I was once theirs and they wanted me to know I was not forgotten.

The next day was my day with Pattie Lockard.

Pattie has been not just a fan but a promoter and a helper for years and years.  

I discovered her doing PR for Menopause the Musical and now she is the founder and spirit behind Nurse Talk – a call-in and political radio series that explores nurses’ rights, health issues and adventures in the nursing profession. It is a beautiful mix of humor and information and I did several short pieces on the show.

Pattie and I met that day at The Cheesecake Factory which serves portions that would make an elephant flinch and then tops it with a slice of cheesecake that would send the slimmest among us to Weight Watchers.  

Then we drove out to her new home in Napa.

Napa is the place that makes all those California wines we buy at Sainsbury’s. It is a charming place filled with vineyards and wineries, Victorian houses and boutique shops.

Pattie’s partner is a working nurse. She is directly involved in the health care system in California and sees first hand the way the insurance companies have profited at the expense of the sick. She is a strong advocate for single pay insurance, as is Pattie.
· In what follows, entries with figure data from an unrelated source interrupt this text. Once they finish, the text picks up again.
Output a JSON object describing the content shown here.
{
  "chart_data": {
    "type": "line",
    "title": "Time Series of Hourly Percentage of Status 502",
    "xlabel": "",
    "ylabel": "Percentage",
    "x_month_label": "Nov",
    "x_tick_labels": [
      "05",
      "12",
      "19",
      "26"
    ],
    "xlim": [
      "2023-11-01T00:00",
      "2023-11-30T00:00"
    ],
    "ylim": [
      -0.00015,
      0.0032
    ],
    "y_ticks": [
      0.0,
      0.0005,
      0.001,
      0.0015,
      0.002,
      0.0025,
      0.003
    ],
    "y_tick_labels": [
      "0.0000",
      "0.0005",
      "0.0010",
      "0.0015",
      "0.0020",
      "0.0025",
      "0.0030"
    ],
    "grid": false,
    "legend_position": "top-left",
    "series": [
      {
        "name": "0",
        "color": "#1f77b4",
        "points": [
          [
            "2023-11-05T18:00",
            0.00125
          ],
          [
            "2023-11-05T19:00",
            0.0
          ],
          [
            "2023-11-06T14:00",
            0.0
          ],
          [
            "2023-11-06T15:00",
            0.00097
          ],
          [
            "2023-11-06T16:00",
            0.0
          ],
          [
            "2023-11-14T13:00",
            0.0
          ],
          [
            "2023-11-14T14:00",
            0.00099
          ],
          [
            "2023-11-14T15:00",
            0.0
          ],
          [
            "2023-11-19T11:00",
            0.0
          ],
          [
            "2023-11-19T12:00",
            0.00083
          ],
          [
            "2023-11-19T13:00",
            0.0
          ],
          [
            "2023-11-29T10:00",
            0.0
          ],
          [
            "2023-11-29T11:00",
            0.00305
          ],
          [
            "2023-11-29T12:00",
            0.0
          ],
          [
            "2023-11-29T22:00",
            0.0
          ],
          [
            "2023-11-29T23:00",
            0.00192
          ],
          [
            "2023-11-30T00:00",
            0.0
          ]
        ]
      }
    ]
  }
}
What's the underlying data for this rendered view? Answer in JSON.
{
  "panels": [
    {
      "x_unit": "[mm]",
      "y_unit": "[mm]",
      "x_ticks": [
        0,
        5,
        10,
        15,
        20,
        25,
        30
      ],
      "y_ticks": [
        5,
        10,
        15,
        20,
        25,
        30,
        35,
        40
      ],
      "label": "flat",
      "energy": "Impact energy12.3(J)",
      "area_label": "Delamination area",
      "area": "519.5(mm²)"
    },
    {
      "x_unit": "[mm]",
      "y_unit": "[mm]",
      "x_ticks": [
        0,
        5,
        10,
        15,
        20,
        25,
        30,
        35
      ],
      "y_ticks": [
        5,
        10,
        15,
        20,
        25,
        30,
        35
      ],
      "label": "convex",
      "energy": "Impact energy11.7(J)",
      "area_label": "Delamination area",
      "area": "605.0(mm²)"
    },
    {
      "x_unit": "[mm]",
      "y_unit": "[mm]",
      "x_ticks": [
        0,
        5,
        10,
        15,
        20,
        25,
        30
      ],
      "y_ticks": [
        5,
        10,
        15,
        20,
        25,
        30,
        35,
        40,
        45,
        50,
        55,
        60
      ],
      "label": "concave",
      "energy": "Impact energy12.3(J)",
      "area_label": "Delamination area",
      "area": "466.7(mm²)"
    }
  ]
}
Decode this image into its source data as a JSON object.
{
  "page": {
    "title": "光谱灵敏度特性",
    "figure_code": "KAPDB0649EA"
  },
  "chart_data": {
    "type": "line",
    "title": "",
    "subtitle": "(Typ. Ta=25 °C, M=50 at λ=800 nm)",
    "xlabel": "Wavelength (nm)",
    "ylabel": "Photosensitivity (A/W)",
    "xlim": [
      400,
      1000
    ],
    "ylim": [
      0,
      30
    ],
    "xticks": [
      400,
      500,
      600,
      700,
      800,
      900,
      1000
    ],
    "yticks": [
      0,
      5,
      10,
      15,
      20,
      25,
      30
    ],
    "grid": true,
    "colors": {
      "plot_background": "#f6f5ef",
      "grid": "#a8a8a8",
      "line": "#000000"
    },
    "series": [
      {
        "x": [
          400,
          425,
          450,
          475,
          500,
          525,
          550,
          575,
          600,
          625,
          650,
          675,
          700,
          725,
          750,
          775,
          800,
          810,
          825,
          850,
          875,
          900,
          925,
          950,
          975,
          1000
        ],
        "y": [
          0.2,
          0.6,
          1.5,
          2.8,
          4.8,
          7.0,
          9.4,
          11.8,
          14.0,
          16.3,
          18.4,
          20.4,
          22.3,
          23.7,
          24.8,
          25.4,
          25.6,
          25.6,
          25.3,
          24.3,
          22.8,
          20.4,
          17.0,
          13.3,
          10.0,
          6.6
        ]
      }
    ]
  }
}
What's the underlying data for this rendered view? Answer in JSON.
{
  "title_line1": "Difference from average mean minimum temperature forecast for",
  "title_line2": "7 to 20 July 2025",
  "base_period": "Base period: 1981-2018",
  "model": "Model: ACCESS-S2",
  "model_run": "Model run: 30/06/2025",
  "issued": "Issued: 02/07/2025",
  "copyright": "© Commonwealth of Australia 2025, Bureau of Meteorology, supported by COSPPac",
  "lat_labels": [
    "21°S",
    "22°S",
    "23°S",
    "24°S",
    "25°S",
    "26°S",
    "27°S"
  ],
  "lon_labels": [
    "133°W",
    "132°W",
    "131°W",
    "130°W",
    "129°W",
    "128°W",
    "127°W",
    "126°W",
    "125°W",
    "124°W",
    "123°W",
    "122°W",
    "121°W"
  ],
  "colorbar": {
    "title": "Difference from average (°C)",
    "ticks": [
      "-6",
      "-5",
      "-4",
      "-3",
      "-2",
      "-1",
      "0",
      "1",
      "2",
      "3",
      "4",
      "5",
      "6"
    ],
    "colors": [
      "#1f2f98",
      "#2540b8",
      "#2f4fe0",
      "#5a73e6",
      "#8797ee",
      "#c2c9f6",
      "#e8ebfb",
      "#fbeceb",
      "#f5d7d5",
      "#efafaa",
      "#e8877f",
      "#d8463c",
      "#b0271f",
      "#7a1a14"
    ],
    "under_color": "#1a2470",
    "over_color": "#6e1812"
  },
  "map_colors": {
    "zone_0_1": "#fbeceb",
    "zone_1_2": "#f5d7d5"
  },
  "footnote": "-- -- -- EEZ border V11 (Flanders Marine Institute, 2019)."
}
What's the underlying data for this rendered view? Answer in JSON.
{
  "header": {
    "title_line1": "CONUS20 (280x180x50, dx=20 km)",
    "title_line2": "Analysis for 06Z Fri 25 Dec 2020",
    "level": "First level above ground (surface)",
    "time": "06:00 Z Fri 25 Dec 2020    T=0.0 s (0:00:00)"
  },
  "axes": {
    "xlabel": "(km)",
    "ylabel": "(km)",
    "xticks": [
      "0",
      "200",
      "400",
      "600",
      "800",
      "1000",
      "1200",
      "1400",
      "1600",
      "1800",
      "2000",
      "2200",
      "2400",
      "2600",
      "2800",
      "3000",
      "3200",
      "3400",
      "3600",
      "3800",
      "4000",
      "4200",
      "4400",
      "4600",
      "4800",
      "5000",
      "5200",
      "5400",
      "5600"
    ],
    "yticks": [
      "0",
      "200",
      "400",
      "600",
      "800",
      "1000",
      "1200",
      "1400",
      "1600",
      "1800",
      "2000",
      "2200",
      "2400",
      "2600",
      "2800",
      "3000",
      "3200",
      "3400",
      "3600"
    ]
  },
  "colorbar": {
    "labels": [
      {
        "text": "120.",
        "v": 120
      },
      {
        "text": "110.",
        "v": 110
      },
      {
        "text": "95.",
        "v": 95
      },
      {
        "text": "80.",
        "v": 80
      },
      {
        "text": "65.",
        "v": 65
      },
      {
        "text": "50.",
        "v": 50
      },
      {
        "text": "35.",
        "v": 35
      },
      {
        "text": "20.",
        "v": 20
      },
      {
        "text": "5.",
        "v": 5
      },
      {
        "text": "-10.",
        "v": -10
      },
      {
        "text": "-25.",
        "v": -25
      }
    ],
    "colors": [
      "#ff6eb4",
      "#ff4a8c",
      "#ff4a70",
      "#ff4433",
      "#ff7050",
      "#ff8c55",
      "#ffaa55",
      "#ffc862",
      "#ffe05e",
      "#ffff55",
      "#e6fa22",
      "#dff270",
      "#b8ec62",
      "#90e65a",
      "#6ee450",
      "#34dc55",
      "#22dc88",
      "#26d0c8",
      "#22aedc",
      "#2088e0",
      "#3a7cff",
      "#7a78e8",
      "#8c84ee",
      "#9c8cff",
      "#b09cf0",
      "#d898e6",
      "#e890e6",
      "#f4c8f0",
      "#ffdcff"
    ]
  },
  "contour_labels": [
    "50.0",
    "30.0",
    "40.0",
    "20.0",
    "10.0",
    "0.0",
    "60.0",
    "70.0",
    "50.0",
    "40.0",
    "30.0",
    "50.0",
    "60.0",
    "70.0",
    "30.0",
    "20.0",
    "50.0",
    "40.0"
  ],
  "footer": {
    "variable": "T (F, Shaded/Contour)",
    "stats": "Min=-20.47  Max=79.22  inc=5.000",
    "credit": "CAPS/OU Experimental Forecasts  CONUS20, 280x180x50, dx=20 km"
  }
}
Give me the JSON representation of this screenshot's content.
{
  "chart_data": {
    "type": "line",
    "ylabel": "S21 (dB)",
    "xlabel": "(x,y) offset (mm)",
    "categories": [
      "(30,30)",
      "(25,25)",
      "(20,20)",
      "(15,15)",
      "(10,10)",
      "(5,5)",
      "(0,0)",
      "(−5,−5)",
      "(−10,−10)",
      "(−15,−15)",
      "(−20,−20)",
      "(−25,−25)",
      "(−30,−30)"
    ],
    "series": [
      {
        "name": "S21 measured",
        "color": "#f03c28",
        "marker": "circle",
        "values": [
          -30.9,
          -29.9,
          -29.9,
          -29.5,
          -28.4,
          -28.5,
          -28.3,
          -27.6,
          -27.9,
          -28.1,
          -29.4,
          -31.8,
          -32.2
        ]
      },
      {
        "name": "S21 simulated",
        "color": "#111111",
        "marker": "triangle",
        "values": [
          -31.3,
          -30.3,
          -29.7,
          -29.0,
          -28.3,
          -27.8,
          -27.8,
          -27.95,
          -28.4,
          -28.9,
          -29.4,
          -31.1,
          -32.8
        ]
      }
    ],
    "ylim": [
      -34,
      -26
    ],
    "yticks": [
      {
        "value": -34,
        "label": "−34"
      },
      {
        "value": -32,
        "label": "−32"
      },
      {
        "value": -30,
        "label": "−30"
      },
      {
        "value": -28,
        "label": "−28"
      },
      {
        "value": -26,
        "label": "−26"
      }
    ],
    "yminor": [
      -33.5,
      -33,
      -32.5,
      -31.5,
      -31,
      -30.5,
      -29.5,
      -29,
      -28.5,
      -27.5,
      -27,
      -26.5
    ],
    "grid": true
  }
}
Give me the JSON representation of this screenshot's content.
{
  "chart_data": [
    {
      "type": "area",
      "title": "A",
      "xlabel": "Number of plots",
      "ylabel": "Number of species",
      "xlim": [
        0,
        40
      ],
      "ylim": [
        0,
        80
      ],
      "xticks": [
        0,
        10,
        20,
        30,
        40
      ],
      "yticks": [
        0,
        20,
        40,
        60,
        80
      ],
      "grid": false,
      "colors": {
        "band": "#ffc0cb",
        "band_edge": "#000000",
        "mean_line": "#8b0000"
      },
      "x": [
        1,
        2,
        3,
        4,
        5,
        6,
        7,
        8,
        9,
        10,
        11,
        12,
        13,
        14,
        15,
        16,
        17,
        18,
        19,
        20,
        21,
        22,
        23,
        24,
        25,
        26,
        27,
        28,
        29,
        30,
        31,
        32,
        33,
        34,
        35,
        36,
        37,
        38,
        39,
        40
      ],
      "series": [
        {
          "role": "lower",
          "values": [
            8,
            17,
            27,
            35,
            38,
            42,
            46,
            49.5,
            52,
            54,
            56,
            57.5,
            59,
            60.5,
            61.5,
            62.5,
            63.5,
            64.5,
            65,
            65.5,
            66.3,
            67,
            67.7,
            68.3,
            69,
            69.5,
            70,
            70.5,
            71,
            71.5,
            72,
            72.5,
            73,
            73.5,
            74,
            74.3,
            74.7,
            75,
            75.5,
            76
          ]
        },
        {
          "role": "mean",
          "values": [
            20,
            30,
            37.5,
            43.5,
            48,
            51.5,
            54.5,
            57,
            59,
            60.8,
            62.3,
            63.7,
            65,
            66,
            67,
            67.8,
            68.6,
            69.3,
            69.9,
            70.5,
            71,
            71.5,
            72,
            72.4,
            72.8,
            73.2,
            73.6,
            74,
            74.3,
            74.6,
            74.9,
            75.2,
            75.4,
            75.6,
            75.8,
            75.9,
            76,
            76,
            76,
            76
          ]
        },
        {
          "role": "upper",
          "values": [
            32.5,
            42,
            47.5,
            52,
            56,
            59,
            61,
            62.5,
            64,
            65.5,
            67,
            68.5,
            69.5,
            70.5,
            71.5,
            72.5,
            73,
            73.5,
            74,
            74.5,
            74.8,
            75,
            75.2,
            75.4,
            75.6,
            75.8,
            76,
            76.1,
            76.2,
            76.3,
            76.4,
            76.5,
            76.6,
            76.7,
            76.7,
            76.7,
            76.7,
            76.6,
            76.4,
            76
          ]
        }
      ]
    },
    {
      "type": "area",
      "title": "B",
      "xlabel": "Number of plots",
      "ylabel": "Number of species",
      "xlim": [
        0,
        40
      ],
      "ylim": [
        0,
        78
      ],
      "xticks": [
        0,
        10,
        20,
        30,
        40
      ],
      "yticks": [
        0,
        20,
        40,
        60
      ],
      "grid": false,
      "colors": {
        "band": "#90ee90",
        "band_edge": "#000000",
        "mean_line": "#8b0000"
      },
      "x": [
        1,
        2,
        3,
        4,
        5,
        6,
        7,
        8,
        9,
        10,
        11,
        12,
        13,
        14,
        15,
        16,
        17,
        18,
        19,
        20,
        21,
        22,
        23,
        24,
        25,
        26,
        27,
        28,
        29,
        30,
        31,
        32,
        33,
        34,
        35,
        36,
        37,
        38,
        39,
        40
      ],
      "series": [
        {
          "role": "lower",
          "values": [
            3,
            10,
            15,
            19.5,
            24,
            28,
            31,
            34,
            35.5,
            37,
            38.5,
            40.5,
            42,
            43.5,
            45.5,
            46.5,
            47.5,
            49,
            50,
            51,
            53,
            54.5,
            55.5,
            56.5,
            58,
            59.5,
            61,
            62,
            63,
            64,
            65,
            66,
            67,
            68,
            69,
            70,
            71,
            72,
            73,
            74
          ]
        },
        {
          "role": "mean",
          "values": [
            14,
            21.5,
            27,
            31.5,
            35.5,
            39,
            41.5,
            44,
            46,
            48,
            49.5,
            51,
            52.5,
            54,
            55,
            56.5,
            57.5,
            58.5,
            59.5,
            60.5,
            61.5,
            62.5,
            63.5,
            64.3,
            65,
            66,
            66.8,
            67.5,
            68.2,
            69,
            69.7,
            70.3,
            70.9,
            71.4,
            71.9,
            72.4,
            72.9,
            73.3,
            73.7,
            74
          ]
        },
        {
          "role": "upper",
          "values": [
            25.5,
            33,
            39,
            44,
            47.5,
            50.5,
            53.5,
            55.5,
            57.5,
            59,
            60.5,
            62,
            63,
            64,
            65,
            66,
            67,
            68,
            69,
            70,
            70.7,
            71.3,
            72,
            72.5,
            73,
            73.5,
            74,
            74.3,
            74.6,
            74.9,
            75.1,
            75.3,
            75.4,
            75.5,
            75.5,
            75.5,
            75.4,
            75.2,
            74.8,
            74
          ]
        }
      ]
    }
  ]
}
But she is not fond of me.

When I had the misfortune to stay at their home years ago after I broke my heel, Pattie’s partner screamed at me: “You and your Jew ways!” and asked me to leave the house, when I was doing nothing but sitting in her living room with my leg in a cast.  

When she heard I was visiting Pattie this time, she left the house to visit a relative.  

I spent the night in their home and, at ten the next morning, Pattie came in to tell me I had to leave immediately because her partner was on her way home,

I have encountered many people who do not like me and I have always believed that is their right. After all, if everyone loves you, you are really nothing to anybody.  

However, this time I felt a bit miffed because, as far as I know, I have done nothing offensive to this woman to ignite this level of disgust.  

I am beginning to understand the insult people feel when they are discriminated against for something that has nothing to do with who they are… and I also realize nothing I can do will change that attitude.  

We are all different people and that is a good thing.

I believe this was a very good experience for me to learn compassion for others.   

I understand much more completely now how invasive and illogical racism is and how it feels to be hated (such a strong word) by someone you have hardly had a conversation with.